In 2015, Bill Gates, the billionaire philanthropist and co-founder of Microsoft, released a video that foresaw much of today's struggle against Covid-19. "If anything kills more than 10 million people in the next few decades, it's likely to be a highly infectious virus, not warfare", Mr Gates said to a TED talk audience. Just four years later, the pandemic began. So far, it has killed 5 million people.
He was not the only person to hold this view before this pandemic began. But those who shared his foresight were not given the attention they deserved. Going forward, it is clear that they should be listened to more.
This week, Mr Gates issued another warning: terrorism could be the cause of the next pandemic, and the world is not ready.
Mr Gates now calls for the creation of a new $1 billion WHO Pandemic Task Force to run what he called "germ games": exercises to hone a response to a new pandemic, whether it is caused naturally or artificially by "bioterrorists", much like how militaries prepare for fighting by conducting so-called war games. Mr Gates gave an example scenario of a terrorist bringing smallpox to 10 airports.

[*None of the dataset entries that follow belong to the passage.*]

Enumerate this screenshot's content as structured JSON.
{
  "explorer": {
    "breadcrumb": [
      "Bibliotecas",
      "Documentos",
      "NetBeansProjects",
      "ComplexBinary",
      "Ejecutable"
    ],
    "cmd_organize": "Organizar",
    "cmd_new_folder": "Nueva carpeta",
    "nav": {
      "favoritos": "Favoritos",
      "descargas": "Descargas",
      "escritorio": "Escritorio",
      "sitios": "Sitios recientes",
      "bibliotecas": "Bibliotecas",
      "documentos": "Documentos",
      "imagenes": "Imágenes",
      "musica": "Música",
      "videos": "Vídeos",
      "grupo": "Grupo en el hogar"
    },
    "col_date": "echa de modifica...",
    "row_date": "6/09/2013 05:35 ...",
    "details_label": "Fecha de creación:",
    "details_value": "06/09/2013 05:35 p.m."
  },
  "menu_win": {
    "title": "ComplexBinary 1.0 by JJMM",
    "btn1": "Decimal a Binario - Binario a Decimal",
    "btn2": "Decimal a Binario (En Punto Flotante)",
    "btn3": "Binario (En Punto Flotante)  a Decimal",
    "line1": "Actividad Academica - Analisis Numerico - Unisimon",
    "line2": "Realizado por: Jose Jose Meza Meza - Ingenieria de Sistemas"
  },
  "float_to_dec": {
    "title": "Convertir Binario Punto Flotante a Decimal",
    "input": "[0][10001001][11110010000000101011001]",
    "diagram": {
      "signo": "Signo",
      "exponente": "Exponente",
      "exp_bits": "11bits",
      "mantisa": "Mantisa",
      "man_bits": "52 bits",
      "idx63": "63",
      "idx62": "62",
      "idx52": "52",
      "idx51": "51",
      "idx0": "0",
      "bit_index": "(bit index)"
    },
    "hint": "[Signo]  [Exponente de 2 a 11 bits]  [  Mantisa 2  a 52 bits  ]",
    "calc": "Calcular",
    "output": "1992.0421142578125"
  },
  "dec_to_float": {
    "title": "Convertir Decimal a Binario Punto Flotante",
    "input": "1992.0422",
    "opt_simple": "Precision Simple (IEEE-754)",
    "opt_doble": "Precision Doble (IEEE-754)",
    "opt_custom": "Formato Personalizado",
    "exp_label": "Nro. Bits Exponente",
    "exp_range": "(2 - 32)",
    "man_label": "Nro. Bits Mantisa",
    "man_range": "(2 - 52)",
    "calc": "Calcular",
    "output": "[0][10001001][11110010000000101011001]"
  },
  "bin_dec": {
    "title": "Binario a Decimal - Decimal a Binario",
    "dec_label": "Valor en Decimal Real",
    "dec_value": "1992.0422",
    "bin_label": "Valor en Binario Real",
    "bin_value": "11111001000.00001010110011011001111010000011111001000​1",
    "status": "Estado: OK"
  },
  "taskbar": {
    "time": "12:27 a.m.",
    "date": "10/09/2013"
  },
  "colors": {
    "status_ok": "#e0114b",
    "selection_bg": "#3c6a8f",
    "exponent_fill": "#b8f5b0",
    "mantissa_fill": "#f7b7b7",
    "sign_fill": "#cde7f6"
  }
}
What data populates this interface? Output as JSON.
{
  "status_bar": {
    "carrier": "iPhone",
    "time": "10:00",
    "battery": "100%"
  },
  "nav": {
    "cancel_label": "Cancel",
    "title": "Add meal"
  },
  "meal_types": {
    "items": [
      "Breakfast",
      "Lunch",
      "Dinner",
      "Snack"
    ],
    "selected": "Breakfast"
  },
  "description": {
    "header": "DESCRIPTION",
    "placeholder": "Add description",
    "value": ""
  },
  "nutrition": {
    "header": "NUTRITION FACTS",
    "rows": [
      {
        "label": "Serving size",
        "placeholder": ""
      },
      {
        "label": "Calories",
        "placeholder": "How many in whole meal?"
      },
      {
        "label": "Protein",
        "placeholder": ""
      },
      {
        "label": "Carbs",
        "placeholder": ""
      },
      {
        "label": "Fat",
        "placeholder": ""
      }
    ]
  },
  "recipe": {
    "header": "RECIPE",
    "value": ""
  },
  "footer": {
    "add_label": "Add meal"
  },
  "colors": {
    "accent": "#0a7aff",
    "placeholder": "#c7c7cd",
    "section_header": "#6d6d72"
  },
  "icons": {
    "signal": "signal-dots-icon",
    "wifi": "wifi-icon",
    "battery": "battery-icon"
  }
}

The level of investment Mr Gates wants is justifiable, and a figurative drop in the ocean compared to the damage a pandemic can cause. Covid-19 is estimated to have shrunk the world economy by 4.4 per cent in 2020. A new study has shown that a total of 28m years of life expectancy were taken last year by the virus in 31 countries. In terms of the virus's reach, only 12 countries have reported no Covid-19 cases since the beginning of the pandemic – most of them small, isolated island nations in the middle of large oceans.
Even the most vicious "traditional" terrorist tactics could not come close to inflicting such damage and having such wide-reaching impact.
On a wider security level, even if the next pandemic is not caused directly by a bioweapon, more lockdowns, time spent online and economic hardship would create the conditions that push people into terrorist ideologies. A September study by the Global Network on Extremism and Technology, for example, found that today's pandemic led to a particularly large spike in people searching and posting far-right material.
A central part of Mr Gates's call was that the bioterrorist threat can be mitigated much the same way a natural pandemic would be: by minimising the risk of global illnesses such as the flu and common cold, making vaccine technology more versatile and accessible, in addition to learning from the countries that have performed the best during the past year and a half. Most of all, the world needs to foster global readiness to stop the emergence and spread of future pandemics.
As Covid-19 demonstrates, it is all too easy for humans to fail to prepare for threats, even predicted, potentially catastrophic ones. Six years ago, Mr Gates's warning video was released. Six years from now, we do not want this week's intervention to mark yet another occasion the world refused to listen.